本日(15日)の香港マーケットで、インターネットサービス中国最大手の騰訊(テンセント:700/HK)が前日比5.8%高の288.00香港ドルと大幅に反発した。前日引け後に発表した第3四半期(7~9月)決算で、純利益が市場予想を上回ったことが買い手がかり。政府が規制を強化するモバイルゲーム事業についても、予想以上の売り上げを達成したことが材料視された。決算前に成長鈍化の懸念が強まっていただけに、買い戻しの勢いが増した格好。証券ブローカー各社も強気のスタンスを継続している状況だ。以下、決算の概要を確認した上で、ブローカー各社の最新レーティング動向を紹介する。

 2018年7~9月期の業績は、売上高が前年同期比23.6%増の805億9500万人民元、純利益が29.6%増の233億3300万人民元と増収増益。純利益は市場予想(184億人民元)を大幅に上回り、2期ぶりにプラス成長を回復した。前四半期比でも堅調で、売上高が9.4%増、純利益が30.6%増で推移している。

 オンライン広告事業や決済・クラウド事業が急成長したほか、飲食店レビューやデリバリー事業を手がける美団点評(メイトゥアン・ディエンピン:3690/HK)の新規株式公開(IPO)に伴って一時利益を計上した。当局の規制強化によって減速懸念が強まるモバイルゲーム事業については、前年同期比での増収率が1ケタ台に減速。ただ、増加基調は持続し、市場予想を上回る規模に達している。

 モバイルゲーム事業の売上高は195億人民元となり、前年同期比で7.1%、前四半期比で10.8%ずつ増加。新たに投入した「自由幻想」や「我叫MT4」「聖闘士星矢」といったタイトルが好調だった。人気ゲーム「王者栄耀」についても、有料ユーザー、売上高が前四半期比で伸長している。

 同社CFO(最高財務責任者)の羅碩瀚氏は14日の決算説明会で、スマホゲーム事業の上振れ要因について、◎ユーザー総数やプレイ時間が緩やかに増加し、市場シェアも拡大したこと、◎7~9月期は新たに10タイトルを投入し、中でもARPU(ユーザー当たり課金額)の大きい「我叫MT4」が好調だったこと、◎「王者栄耀」を中心に、課金ユーザーの比率が上昇したこと――を挙げた。羅CFOによると、スマホゲーム全体でARPUは180~190人民元という水準。未成年者規制による影響は限定的だった。

 モバイルゲームを含む付加価値サービス(VAS)部門全体では、売上高が前年同期比4.6%増の440億4900万人民元に拡大。同部門には、オンラインゲームやSNS関連、デジタルコンテンツ(動画・音楽配信)などの収入が含まれる。なおオンラインゲームのうち、パソコンゲームの売上高は15.1%減の124億人民元だった。

 他部門の売上高は、オンライン広告が47.1%増の162億4700万人民元、決済サービスやクラウドサービスを含む「その他」が68.5%増の202億9900万人民元と大きく拡大。うちオンライン広告については、SNS関連の広告収入が6割増と高い伸びを示す中、伸び率を加速させている。

 これら各種事業が基盤とするスマホ向けメッセージアプリ「微信(ウィーチャット)」のユーザー数に関しても、増加ペースがやや加速。同アプリの月間アクティブユーザーは9月末時点で前年同期比10.5%増の10億8250万人に伸び、増加率は4~6月期の9.9%を上回った(前四半期比では2.3%増)。一方、IM(インスタント・メッセンジャー)「QQ」の月間アクティブユーザー数は8億260万人となり、前年同期比で4.8%、前四半期比で0.1%ずつ減少している。

<一部ブローカーは目標株価引き上げ>

 決算の上振れを受け、証券ブローカー各社は強気のレーティングを継続。

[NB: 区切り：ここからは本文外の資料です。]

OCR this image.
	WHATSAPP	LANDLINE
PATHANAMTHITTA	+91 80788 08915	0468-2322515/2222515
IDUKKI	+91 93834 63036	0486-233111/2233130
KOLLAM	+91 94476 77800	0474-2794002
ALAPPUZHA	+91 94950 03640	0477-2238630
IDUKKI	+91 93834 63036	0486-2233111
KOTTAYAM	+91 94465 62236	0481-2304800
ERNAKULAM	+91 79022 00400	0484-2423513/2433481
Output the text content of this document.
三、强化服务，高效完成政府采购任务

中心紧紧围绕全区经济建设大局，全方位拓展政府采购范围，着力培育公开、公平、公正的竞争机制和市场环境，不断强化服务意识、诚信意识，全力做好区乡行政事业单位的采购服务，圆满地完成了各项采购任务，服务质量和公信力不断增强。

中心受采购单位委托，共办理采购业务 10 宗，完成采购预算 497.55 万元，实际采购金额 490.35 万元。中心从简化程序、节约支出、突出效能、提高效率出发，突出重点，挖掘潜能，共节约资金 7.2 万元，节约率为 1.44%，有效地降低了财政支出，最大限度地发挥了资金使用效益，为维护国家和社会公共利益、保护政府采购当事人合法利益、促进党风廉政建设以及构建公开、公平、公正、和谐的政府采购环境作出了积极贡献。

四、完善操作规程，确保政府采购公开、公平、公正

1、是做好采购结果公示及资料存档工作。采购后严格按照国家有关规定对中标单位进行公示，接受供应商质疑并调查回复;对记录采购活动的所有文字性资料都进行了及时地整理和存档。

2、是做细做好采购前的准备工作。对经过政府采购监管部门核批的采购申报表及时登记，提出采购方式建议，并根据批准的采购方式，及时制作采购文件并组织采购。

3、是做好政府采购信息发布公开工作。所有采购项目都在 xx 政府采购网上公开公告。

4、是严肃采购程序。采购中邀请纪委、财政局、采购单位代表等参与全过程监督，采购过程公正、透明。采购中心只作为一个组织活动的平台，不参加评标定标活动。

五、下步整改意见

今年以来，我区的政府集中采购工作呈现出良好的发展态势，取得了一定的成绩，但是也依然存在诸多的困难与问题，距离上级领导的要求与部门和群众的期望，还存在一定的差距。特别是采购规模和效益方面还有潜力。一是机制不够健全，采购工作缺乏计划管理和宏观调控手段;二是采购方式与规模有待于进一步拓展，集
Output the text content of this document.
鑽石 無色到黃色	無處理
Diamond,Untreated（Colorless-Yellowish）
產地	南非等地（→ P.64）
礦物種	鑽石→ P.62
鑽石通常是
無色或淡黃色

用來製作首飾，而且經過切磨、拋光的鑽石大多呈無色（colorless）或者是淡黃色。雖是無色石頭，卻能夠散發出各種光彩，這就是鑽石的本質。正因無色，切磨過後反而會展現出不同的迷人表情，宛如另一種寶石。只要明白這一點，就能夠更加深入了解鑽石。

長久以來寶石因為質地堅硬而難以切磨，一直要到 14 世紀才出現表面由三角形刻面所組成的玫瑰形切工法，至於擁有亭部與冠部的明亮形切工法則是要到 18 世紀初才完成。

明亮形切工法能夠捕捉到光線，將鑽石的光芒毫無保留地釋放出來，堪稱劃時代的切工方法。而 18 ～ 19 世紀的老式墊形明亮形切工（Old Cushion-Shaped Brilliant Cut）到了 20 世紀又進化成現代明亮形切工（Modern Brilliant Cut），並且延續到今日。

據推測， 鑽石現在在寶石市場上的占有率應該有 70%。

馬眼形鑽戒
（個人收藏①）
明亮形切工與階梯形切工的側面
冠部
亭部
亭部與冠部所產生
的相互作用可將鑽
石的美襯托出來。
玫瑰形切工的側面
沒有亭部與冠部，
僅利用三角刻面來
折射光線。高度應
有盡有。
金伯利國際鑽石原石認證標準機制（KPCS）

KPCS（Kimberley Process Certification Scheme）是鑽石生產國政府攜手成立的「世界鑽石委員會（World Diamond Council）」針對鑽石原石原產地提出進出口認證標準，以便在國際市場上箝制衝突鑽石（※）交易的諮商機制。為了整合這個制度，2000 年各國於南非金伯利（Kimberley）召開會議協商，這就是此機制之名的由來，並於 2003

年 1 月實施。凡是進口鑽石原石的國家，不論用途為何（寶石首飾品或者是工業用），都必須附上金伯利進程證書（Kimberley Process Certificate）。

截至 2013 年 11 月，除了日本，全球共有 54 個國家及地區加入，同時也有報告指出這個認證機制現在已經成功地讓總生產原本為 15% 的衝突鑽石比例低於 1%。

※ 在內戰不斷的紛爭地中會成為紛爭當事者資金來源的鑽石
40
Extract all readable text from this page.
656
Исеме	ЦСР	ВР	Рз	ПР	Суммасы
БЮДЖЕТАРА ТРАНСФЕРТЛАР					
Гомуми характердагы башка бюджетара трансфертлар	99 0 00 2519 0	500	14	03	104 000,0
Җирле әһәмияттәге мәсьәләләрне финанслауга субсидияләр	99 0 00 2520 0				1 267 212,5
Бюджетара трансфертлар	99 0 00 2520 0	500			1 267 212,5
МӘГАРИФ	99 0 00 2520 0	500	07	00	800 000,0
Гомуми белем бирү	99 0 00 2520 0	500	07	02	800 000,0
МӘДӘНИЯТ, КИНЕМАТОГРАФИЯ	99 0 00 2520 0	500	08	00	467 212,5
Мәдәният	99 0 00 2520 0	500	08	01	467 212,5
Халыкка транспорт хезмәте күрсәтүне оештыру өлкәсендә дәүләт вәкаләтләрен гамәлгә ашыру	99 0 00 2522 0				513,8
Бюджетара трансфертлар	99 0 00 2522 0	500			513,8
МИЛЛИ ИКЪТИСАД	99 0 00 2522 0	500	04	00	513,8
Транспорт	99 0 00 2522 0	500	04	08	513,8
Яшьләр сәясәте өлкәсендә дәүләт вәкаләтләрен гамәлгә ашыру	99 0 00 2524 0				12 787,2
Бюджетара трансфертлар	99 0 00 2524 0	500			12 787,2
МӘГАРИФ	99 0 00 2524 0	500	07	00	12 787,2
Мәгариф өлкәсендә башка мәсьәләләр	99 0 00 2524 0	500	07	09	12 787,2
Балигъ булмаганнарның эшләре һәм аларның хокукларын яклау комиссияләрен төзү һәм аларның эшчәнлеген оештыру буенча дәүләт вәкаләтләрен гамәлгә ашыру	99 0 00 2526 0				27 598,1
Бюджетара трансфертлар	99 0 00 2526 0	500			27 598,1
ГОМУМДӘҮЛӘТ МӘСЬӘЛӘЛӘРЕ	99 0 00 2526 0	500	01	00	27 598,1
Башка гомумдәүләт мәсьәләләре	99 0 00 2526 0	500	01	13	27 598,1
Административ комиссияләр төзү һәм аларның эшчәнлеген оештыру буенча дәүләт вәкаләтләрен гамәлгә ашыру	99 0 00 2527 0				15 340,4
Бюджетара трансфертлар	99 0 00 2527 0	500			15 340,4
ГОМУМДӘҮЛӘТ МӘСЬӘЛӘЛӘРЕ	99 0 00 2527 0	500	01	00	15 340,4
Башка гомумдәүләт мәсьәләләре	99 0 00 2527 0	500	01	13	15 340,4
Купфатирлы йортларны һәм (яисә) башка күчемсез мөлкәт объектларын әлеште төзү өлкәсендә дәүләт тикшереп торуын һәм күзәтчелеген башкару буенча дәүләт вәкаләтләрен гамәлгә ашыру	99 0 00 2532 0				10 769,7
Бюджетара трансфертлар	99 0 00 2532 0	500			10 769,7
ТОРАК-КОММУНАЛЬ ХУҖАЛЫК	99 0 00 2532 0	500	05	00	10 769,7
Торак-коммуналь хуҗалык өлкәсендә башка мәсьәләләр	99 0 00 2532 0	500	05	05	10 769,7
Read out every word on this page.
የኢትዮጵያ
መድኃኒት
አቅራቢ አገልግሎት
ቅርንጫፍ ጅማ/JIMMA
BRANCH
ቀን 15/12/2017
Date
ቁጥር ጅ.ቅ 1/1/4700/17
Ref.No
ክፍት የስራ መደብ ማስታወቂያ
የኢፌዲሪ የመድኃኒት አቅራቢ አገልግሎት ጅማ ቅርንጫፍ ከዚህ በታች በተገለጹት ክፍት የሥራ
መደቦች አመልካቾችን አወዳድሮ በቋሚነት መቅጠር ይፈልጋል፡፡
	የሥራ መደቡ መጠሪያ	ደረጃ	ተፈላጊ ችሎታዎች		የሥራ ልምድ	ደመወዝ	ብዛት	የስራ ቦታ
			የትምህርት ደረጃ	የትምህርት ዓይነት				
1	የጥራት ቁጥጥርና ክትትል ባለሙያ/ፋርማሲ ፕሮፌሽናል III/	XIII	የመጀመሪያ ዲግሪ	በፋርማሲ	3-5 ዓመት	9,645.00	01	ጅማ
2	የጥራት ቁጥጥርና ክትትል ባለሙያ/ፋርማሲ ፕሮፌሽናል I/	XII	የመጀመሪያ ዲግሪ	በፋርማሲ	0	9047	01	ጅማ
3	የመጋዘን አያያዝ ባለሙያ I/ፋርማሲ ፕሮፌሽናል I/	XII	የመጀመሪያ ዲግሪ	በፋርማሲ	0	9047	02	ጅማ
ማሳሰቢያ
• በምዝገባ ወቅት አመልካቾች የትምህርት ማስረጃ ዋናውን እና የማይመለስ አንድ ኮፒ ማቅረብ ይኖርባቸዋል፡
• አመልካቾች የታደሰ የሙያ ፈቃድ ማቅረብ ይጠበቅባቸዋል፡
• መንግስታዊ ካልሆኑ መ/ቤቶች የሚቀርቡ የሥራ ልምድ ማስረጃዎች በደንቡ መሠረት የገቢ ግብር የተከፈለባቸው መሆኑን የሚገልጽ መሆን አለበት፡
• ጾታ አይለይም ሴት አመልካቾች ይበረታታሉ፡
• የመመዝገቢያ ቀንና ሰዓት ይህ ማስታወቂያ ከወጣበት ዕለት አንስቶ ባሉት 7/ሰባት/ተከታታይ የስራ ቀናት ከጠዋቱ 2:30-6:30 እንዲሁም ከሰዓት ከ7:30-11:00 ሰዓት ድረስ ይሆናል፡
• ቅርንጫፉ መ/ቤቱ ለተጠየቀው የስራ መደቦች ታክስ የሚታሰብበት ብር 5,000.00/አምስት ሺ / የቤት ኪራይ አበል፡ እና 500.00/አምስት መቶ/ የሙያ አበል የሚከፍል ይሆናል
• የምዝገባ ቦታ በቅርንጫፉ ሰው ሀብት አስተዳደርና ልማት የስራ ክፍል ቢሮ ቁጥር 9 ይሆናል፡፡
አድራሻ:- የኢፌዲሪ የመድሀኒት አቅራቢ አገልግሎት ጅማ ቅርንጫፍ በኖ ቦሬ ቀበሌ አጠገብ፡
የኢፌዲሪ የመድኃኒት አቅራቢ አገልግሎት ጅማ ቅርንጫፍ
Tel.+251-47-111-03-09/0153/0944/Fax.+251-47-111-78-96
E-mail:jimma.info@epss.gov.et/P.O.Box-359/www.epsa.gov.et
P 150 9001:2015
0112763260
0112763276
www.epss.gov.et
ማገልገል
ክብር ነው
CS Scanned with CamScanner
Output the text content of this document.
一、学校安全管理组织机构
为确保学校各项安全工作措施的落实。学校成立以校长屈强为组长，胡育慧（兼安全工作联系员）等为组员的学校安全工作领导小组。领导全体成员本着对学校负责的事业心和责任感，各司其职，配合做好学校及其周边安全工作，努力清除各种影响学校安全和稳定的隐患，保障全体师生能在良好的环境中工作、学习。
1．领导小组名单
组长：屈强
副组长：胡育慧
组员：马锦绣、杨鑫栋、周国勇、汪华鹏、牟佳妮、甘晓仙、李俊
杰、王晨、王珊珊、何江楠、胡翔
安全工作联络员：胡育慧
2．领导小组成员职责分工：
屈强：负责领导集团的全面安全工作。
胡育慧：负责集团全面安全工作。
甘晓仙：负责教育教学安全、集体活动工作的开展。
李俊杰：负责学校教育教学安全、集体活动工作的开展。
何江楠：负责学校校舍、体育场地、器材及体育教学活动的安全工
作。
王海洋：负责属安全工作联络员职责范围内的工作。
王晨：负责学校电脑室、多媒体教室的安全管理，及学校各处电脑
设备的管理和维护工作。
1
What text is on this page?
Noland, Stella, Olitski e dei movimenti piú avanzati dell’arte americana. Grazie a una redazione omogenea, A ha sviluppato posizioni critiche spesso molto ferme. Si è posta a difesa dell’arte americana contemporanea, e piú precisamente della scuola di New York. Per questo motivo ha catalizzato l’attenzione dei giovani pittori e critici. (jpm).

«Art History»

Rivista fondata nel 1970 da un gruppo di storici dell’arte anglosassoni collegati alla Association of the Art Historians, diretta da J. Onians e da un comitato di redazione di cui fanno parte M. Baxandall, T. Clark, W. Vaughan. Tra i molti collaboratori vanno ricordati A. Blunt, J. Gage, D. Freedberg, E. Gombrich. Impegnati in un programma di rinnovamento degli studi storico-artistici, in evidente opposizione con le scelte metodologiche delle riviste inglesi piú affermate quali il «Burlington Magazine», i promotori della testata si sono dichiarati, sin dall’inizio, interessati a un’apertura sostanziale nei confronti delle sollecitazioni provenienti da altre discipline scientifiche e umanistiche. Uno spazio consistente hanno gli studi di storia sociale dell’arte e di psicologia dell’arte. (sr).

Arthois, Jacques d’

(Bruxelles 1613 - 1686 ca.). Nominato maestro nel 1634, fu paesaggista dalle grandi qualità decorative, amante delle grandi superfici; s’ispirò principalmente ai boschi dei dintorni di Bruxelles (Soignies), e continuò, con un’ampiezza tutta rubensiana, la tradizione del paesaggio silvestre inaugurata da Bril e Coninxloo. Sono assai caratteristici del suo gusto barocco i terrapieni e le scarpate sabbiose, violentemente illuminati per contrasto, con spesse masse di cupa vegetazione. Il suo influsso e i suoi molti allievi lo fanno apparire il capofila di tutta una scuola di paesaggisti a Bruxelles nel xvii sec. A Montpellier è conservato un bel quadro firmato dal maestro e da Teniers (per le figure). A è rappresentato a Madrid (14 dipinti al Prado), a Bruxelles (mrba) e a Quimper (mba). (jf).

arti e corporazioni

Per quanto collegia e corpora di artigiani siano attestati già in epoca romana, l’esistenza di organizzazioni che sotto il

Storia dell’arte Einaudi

一部では、目標株価を引き上げる動きも見られた。例えばドイツ銀行は、328.00→337.00香港ドルに上方修正し、「買い」のレーティングを継続。外部環境が不安定な中にあってもコア事業が安定していることに言及し、「第3四半期の業績でテンセントのファンダメンタルズの強さが証明された」と指摘している。特にモバイルゲームについて、ドイツ銀は前四半期比で5%減収を見込んでいたが、実際は10.8%増収と大きく上振れた。このほか、野村も目標株価を335.00→340.00香港ドルに引き上げ、投資判断を「買い」に維持している。

 一方、一時停止状態にあるオンラインゲーム審査を巡っては、UBSが来年第1四半期(1~3月)の再開を予想。当面は業績に一定の影響をもたらす見込みだが、マイナスのインパクトは限定的とみている。ほかに大和は、「ゲーム事業を巡るマイナス材料は株価にすでに織り込まれた」との見方。ゲーム審査が再開されれば、収益上振れへの期待が一気に高まると予測している。

【会社概要】
「QQ」で知られる総合ネット企業大手。VASとオンライン広告が2本柱。看板商品の「QQ」で築いた顧客基盤とブランド力を背景に、SNSやオンラインゲームなど新サービスを打ち出してきた。近年は、スマホ向けメッセージアプリ「微信」の利用者が急増。同サービスを基盤に、各事業の収益を伸ばしている。戦略投資にも意欲的。11年にセキュリティソフトの金山軟件(3888/HK)、14年にECの京東商城に出資したほか、16年にはフィンランドのゲーム大手スーパーセルを買収。17年以降は小売事業に投資し、永輝超市(601933/SH)、カルフール中国への出資が相次いで明らかとなった。